Whether a business desires to become a successful private company, list publicly, or is seeking a profitable exit, GreenBank tries to add value at every stage as a strategic partner. GreenBank is listed on the Canadian Securities Exchange, under the symbol "GBC", and on the OTC markets (OTCMKTS: GRNBF) as well as the Frankfurt Boerse (FRA: 2TL).
Forward Looking Information
This news release contains statements that include "forward looking information" as defined in applicable Canadian securities laws, including, but not limited to, statements with respect to the proposed private placement and debt conversion, and GreenBank's investment strategy. Forward-looking statements involve known and unknown risks, uncertainties and other factors which may cause the actual results, performance or achievements of GreenBank to be materially different from any future results, performance or achievements expressed or implied by the forward-looking statements. Factors that could affect the outcome include, among others: inability to find subscribers for the private placement, challenges in identifying and concluding investment transactions with attractive companies on favourable terms, or at all, future prices and the supply of metals; the results of drilling; inability to raise the money necessary to conclude investment transactions with third-party companies or to incur the expenditures required to retain and advance the Suni project, environmental liabilities (known and unknown); general business, economic, competitive, political and social uncertainties; accidents, labour disputes and other risks inherent in business, such as; political instability, terrorism, insurrection or war; delays in obtaining governmental approvals; or failure to obtain regulatory approvals. For a more detailed discussion of such risks and other factors that could cause actual results to differ materially from those expressed or implied by such forward-looking statements, refer to GreenBank's filings with Canadian securities regulators available on SEDAR+ at www.sedarplus.ca.

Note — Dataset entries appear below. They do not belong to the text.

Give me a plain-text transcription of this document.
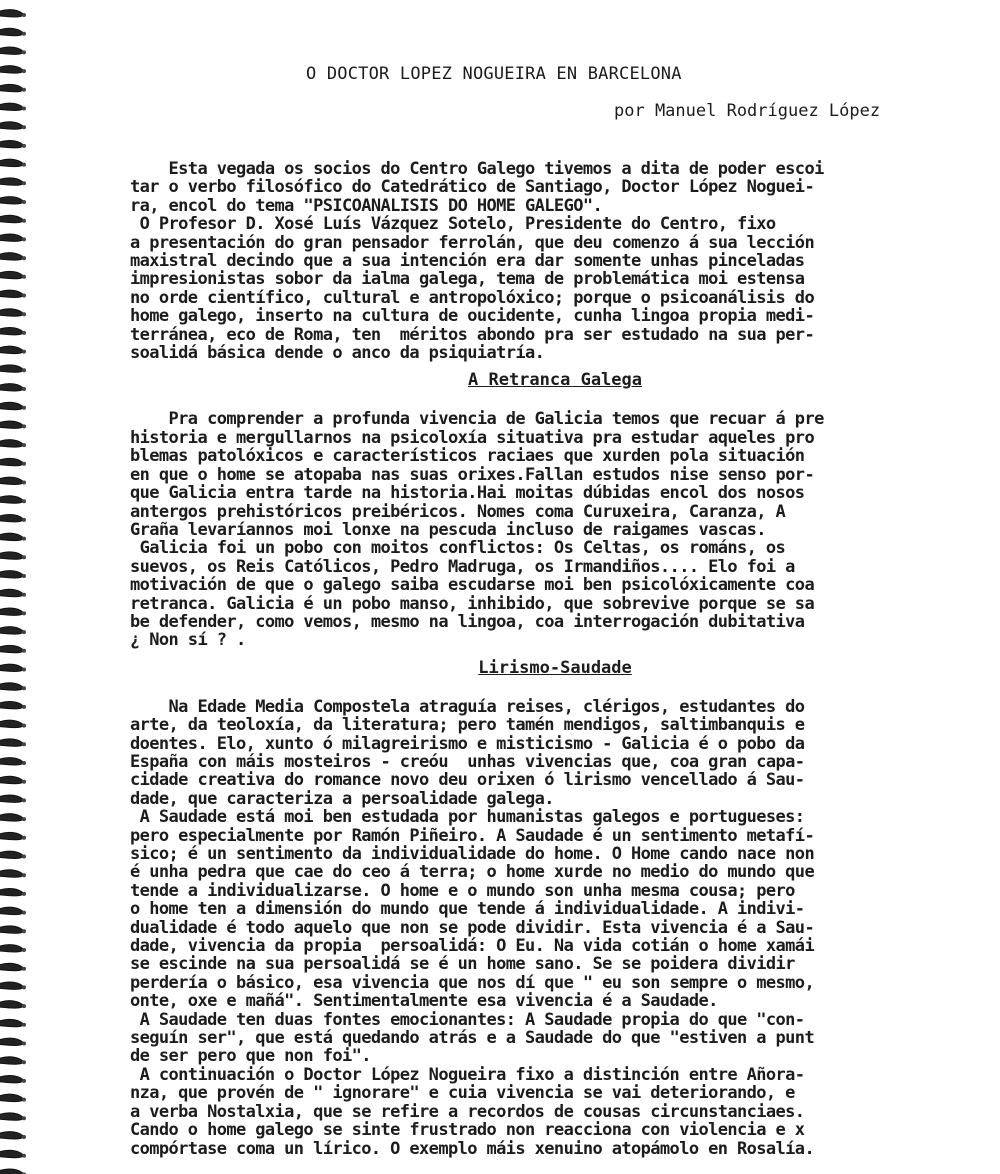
O DOCTOR LOPEZ NOGUEIRA EN BARCELONA
por Manuel Rodríguez López

Esta vegada os socios do Centro Galego tivemos a dita de poder escoi

tar o verbo filosófico do Catedrático de Santiago, Doctor López Noguei-

ra, encol do tema "PSICOANALISIS DO HOME GALEGO".

O Profesor D. Xosé Luís Vázquez Sotelo, Presidente do Centro, fixo

a presentación do gran pensador ferrolán, que deu comenzo á sua lección

maxistral decindo que a sua intención era dar somente unhas pinceladas

impresionistas sobor da ialma galega, tema de problemática moi estensa

no orde científico, cultural e antropolóxico; porque o psicoanálisis do

home galego, inserto na cultura de oucidente, cunha lingoa propia medi-

terránea, eco de Roma, ten  méritos abondo pra ser estudado na sua per-

soalidá básica dende o anco da psiquiatría.

A Retranca Galega

Pra comprender a profunda vivencia de Galicia temos que recuar á pre

historia e mergullarnos na psicoloxía situativa pra estudar aqueles pro

blemas patolóxicos e característicos raciaes que xurden pola situación

en que o home se atopaba nas suas orixes.Fallan estudos nise senso por-

que Galicia entra tarde na historia.Hai moitas dúbidas encol dos nosos

antergos prehistóricos preibéricos. Nomes coma Curuxeira, Caranza, A

Graña levaríannos moi lonxe na pescuda incluso de raigames vascas.

Galicia foi un pobo con moitos conflictos: Os Celtas, os románs, os

suevos, os Reis Católicos, Pedro Madruga, os Irmandiños.... Elo foi a

motivación de que o galego saiba escudarse moi ben psicolóxicamente coa

retranca. Galicia é un pobo manso, inhibido, que sobrevive porque se sa

be defender, como vemos, mesmo na lingoa, coa interrogación dubitativa

¿ Non sí ? .

Lirismo-Saudade

Na Edade Media Compostela atraguía reises, clérigos, estudantes do

arte, da teoloxía, da literatura; pero tamén mendigos, saltimbanquis e

doentes. Elo, xunto ó milagreirismo e misticismo - Galicia é o pobo da

España con máis mosteiros - creóu  unhas vivencias que, coa gran capa-

cidade creativa do romance novo deu orixen ó lirismo vencellado á Sau-

dade, que caracteriza a persoalidade galega.

A Saudade está moi ben estudada por humanistas galegos e portugueses:

pero especialmente por Ramón Piñeiro. A Saudade é un sentimento metafí-

sico; é un sentimento da individualidade do home. O Home cando nace non

é unha pedra que cae do ceo á terra; o home xurde no medio do mundo que

tende a individualizarse. O home e o mundo son unha mesma cousa; pero

o home ten a dimensión do mundo que tende á individualidade. A indivi-

dualidade é todo aquelo que non se pode dividir. Esta vivencia é a Sau-

dade, vivencia da propia  persoalidá: O Eu. Na vida cotián o home xamái

se escinde na sua persoalidá se é un home sano. Se se poidera dividir

perdería o básico, esa vivencia que nos dí que " eu son sempre o mesmo,

onte, oxe e mañá". Sentimentalmente esa vivencia é a Saudade.

A Saudade ten duas fontes emocionantes: A Saudade propia do que "con-

seguín ser", que está quedando atrás e a Saudade do que "estiven a punt

de ser pero que non foi".

A continuación o Doctor López Nogueira fixo a distinción entre Añora-

nza, que provén de " ignorare" e cuia vivencia se vai deteriorando, e

a verba Nostalxia, que se refire a recordos de cousas circunstanciaes.

Cando o home galego se sinte frustrado non reacciona con violencia e x

compórtase coma un lírico. O exemplo máis xenuino atopámolo en Rosalía.
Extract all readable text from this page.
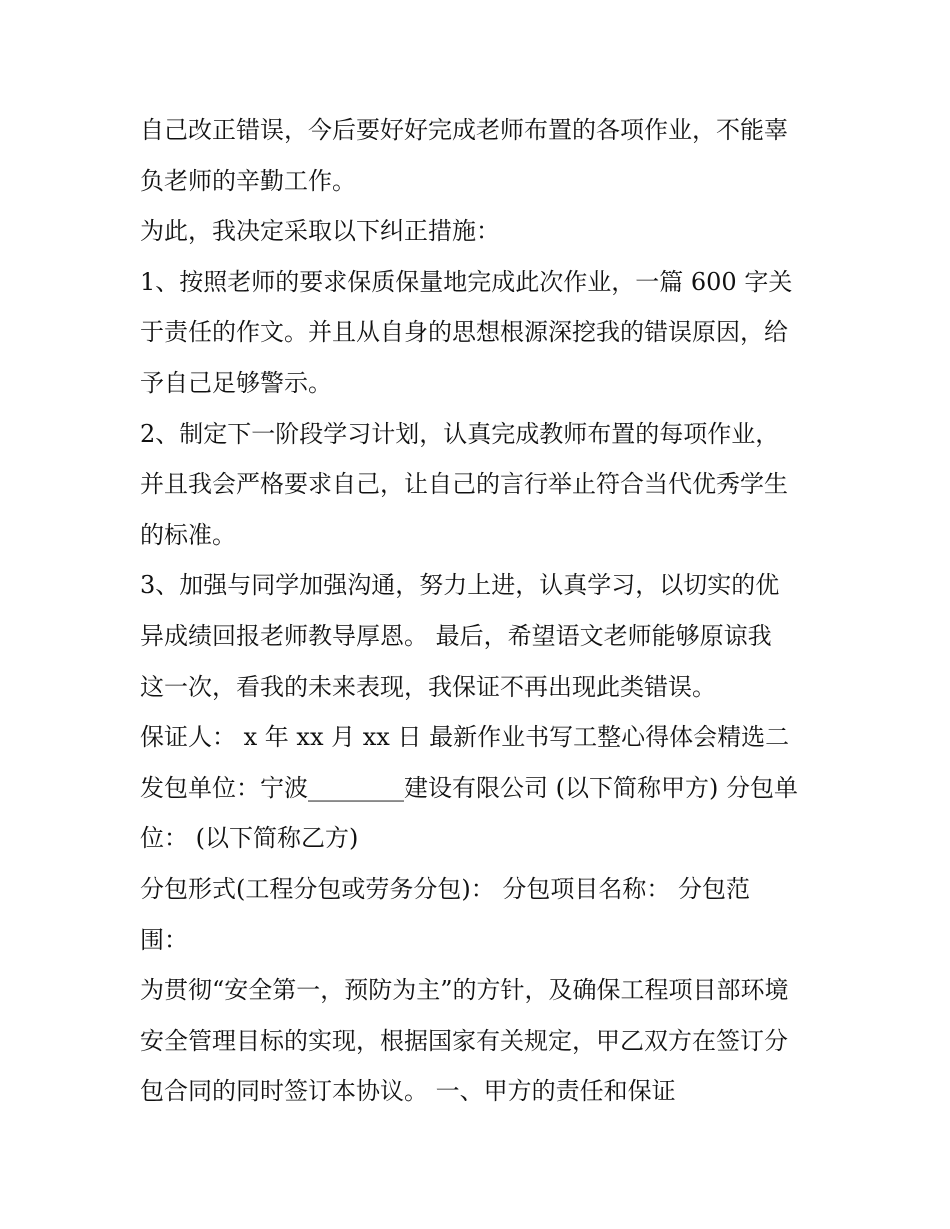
自己改正错误，今后要好好完成老师布置的各项作业，不能辜
负老师的辛勤工作。
为此，我决定采取以下纠正措施：
1、按照老师的要求保质保量地完成此次作业，一篇 600 字关
于责任的作文。并且从自身的思想根源深挖我的错误原因，给
予自己足够警示。
2、制定下一阶段学习计划，认真完成教师布置的每项作业，
并且我会严格要求自己，让自己的言行举止符合当代优秀学生
的标准。
3、加强与同学加强沟通，努力上进，认真学习，以切实的优
异成绩回报老师教导厚恩。 最后，希望语文老师能够原谅我
这一次，看我的未来表现，我保证不再出现此类错误。
保证人： x 年 xx 月 xx 日 最新作业书写工整心得体会精选二
发包单位：宁波________建设有限公司 (以下简称甲方) 分包单
位： (以下简称乙方)
分包形式(工程分包或劳务分包)： 分包项目名称： 分包范
围：
为贯彻“安全第一，预防为主”的方针，及确保工程项目部环境
安全管理目标的实现，根据国家有关规定，甲乙双方在签订分
包合同的同时签订本协议。 一、甲方的责任和保证
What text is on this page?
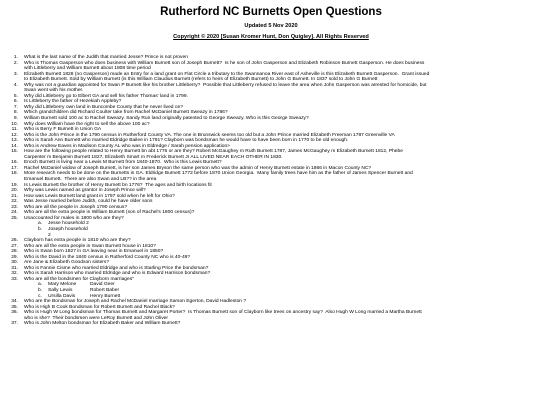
Rutherford NC Burnetts Open Questions
Updated 5 Nov 2020
Copyright © 2020 [Susan Kromer Hunt, Don Quigley]. All Rights Reserved
1.	What is the last name of the Judith that married Jesse? Prince is not proven
2.	Who is Thomas Gasperson who does business with William Burnett son of Joseph Burnett?  Is he son of John Gasperson and Elizabeth Robinson Burnett Gasperson. He does business
with Littleberry and William Burnett about 1808 time period
3.	Elizabeth Burnett 1828 (no Gasperson) made an Entry for a land grant on Flat Circle a tributary to the Swannanoa River east of Asheville is this Elizabeth Burnett Gasperson.  Grant issued
to Elizabeth Burnett. Sold by William Burnett (is this William Claudius Burnett (refers to heirs of Elizabeth Burnett) to John G Burnett. In 1837 sold to John G Burnett
4.	Why was not a guardian appointed for Swan P Burnett like his brother Littleberry?  Possible that Littleberry refused to leave the area when John Gasperson was arrested for homicide, but
Swan went with his mother.
5.	Why did Littleberry go to Elbert GA and sell his father Thomas' land in 1799.
6.	Is Littleberry the father of Hezekiah Appleby?
7.	Why did Littleberry own land in Buncombe County that he never lived on?
8.	Which grandchildren did Richard Coulter take from Rachel McDaniel Burnett Sweazy in 1786?
9.	William Burnett sold 100 ac to Rachel Sweazy. Sandy Run land originally patented to George Sweazy. Who is this George Sweazy?
10.	Why does William have the right to sell the above 100 ac?
11.	Who is Berry F Burnett in Union GA
12.	Who is the John Prince in the 1790 census in Rutherford County VA. The one in Brunswick seems too old but a John Prince married Elizabeth Freeman 1787 Greenville VA
13.	Who is Sarah Ann Burnett who married Eldridge Bailee in 1791? Clayborn was bondsman he would have to have been born in 1770 to be old enough.
14.	Who is Andrew Eaves in Madison County AL who was in Eldredge / Sarah pension application>
15.	How are the following people related to Henry Burnett bn abt 1776 or are they? Robert McGaughey m Ruth Burnett 1787, James McGaughey m Elizabeth Burnett 1812, Phebe
Carpenter m Benjamin Burnett 1827, Elizabeth Smart m Frederick Burnett Jr ALL LIVED NEAR EACH OTHER IN 1830.
16.	Enoch Burnett is living near a Lewis M Burnett from 1840-1870.  Who is this Lewis Burnett?
17.	Rachel McDaniel widow of Joseph Burnett, is her son James Bryson the same person who was the admin of Henry Burnett estate in 1866 in Macon County NC?
18.	More research needs to be done on the Burnetts in GA. Eldridge Burnett 1772 before 1870 Union Georgia.  Many family trees have him as the father of James Spencer Burnett and
Emanuel Burnett.  There are also Swan and LB?? in the area
19.	Is Lewis Burnett the brother of Henry Burnett bn 1776?  The ages and birth locations fit
20.	Why was Lewis named as grantor in Joseph Prince will?
21.	How was Lewis Burnett land grant in 1797 sold when he left for Ohio?
22.	Was Jesse married before Judith, could he have older sons
23.	Who are all the people in Joseph 1790 census?
24.	Who are all the extra people in William Burnett (son of Rachel's 1800 census)?
25.	Unaccounted for males in 1800 who are they?
a.	Jesse household 2
b.	Joseph household 2
26.	Clayborn has extra people in 1810 who are they?
27.	Who are all the extra people in Swan Burnett house in 1810?
28.	Who is Swan born 1827 in GA leaving near in Emanuel in 1850?
29.	Who is the David in the 1840 census in Rutherford County NC who is 40-49?
30.	Are Jane & Elizabeth Goodson sisters?
31.	Who is Fannie Cisme who married Eldridge and who is Starling Price the bondsman?
32.	Who is Sarah Harrison who married Eldridge and who is Edward Harrison bondsman?
33.	Who are all the bondsmen for Clayborn marriages"
a.	Mary Melone	David Geer
b.	Sally Lewis	Robert Baber
c.	Ursilla Davis	Henry Burnett
34.	Who are the Bondsman for Joseph and Rachel McDaniel marriage Sarson Egerton, David Hadleston ?
35.	Who is High B Cook Bondsman for Robert Burnett and Rachel Black?
36.	Who is Hugh W Long bondsman for Thomas Burnett and Margaret Porter?  Is Thomas Burnett son of Clayborn like trees on ancestry say?  Also Hugh W Long married a Martha Burnett
who is she?  Their bondsmen were LeRoy Burnett and John Oliver
37.	Who is John Melton bondsman for Elizabeth Baker and William Burnett?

Although GreenBank has attempted to identify important factors that could cause actual actions, events or results to differ materially from those described in forward-looking statements, there may be other factors that cause actions, events or results to differ from those anticipated, estimated or intended. Forward-looking statements contained herein are made as of the date of this news release and GreenBank disclaims any obligation to update any forward-looking statements, whether as a result of new information, future events or results or otherwise, except as required by applicable securities laws.